Kommentar: Was vom Widerstand gegen Hitler aktuell bleibt

8.4.2020, 09:54 Uhr
Ein Mahnmal an einer Schwabinger Grundschule erinnert an Georg Elsers missglückten Bombenanschlag auf Hitler. Auch er kämpfte für die Freiheit.

© imago stock&people via www.imago-images.de, imago images/HRSchulz Ein Mahnmal an einer Schwabinger Grundschule erinnert an Georg Elsers missglückten Bombenanschlag auf Hitler. Auch er kämpfte für die Freiheit.

Es gehe dem Staat gar nicht um Corona, sondern darum, uns dauerhaft unsere Freiheiten zu nehmen, uns zu Untertanen zu machen – das stecke hinter der Krise. So schwadronieren manche nicht nur im Internet. Und: Man dürfe ja schon jetzt nicht mehr Kritik am Vorgehen von Bund und Ländern üben.

Unsinn.
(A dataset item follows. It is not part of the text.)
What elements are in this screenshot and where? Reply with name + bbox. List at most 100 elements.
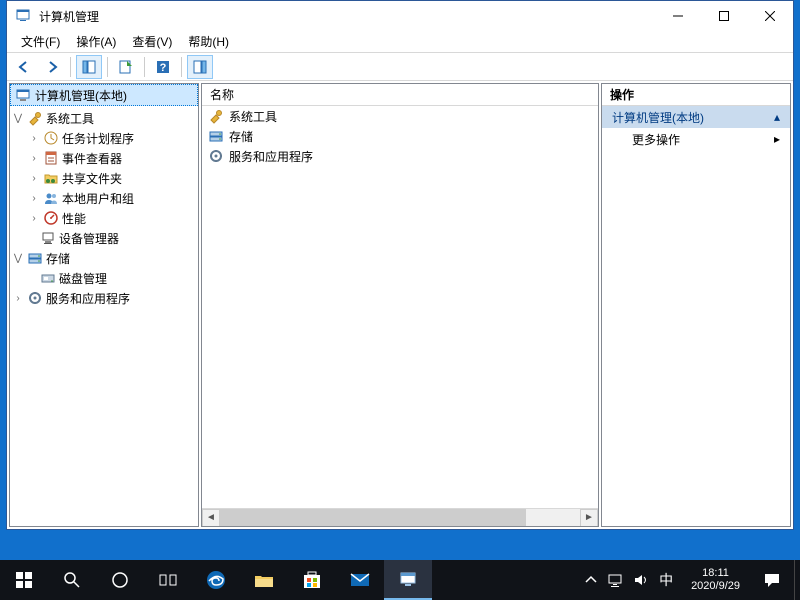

Die Debatte über mögliche Exit-Strategien wird intensiv geführt, es wird darüber gestritten, Virologen wie Ethiker betonen: "Die Coronakrise ist die Stunde der demokratisch legitimierten Politik" – so ein Kernsatz aus dem gestrigen Statement des Ethikrates.

Es gibt heute Anlass, auf wirkliche Bedrohungen von Freiheit und Menschenrechten zu blicken: Vor 75 Jahren ließ Hitler alle noch lebenden Widerstandskämpfer hinrichten – in Flossenbürg wurde neben anderen Dietrich Bonhoeffer getötet, der furchtlose Theologe, und in Dachau Georg Elser, der einsame, leider gescheiterte Hitler-Attentäter.

Kein Prozess im Unrechtsstaat

Beide kämpften auf ihre je eigene Art gegen ein Regime, das Freiheiten in der Tat und auf Dauer radikal einschränkte und Menschenrechte mit Füßen trat. Bonhoeffer hatte Kontakt zu den Verschwörern des 20. Juli 1944, wusste von ihren Plänen. Elser handelte völlig allein, als er versucht hatte, Hitler in die Luft zu sprengen.

Ihnen wurde, einen Monat vor der Kapitulation, als die deutsche Niederlage längst absehbar war, kurzer (oder gar kein) Prozess gemacht, in Standgerichten, ohne Zeugen, ohne jede Verteidigung: Ein Unrechtsstaat rechnete ab mit jenen, die für Recht und Freiheit kämpften und wissentlich ihr Leben aufs Spiel setzten. Ein Unrechtsstaat, der Menschen aus dem Verkehr zog schon für Kritik an der Regierung, die sich im Vergleich zu manch heutiger, radikaler Politiker-Schmähung im Netz harmlos ausnahm.

Verschwörer des Hasses

2020 gibt es wieder Verschwörer. Sie verschwören sich aber gegen, nicht für die Freiheit. Sie setzen gerade in der aktuellen Krise auf deren möglichst drastisches, chaotisches Ende. Weil sie darin eine Chance sehen für ihre Fantasien von einem autoritären, rechtsextremen Umsturz – und dabei auch auf 1933 blicken, als die Nazis von den Folgen der Weltwirschaftskrise profitierten.

Diese Verschwörer des Hasses, die im Netz krude Verschwörungstheorien verbreiten können, müssen nicht den Tod fürchten, wohl aber die Härte eines Rechtsstaats, der sich gegen seine Feinde verteidigen muss – als wehrhafte Demokratie. Das war ja die zentrale Lehre aus der NS-Zeit.

Wir leben heute in einer Art Ausnahmezustand, für einige Wochen. Danach – und darauf werden nicht zuletzt wir Medien pochen, sondern auch sehr viele überzeugte Anhänger unseres Rechtsstaats – müssen die eingeschränkten Freiheiten wiederhergestellt werden. Davon ist auch auszugehen. Ganz anders als beim zwölfjährigen Ausnahmezustand von 1933 bis 1945.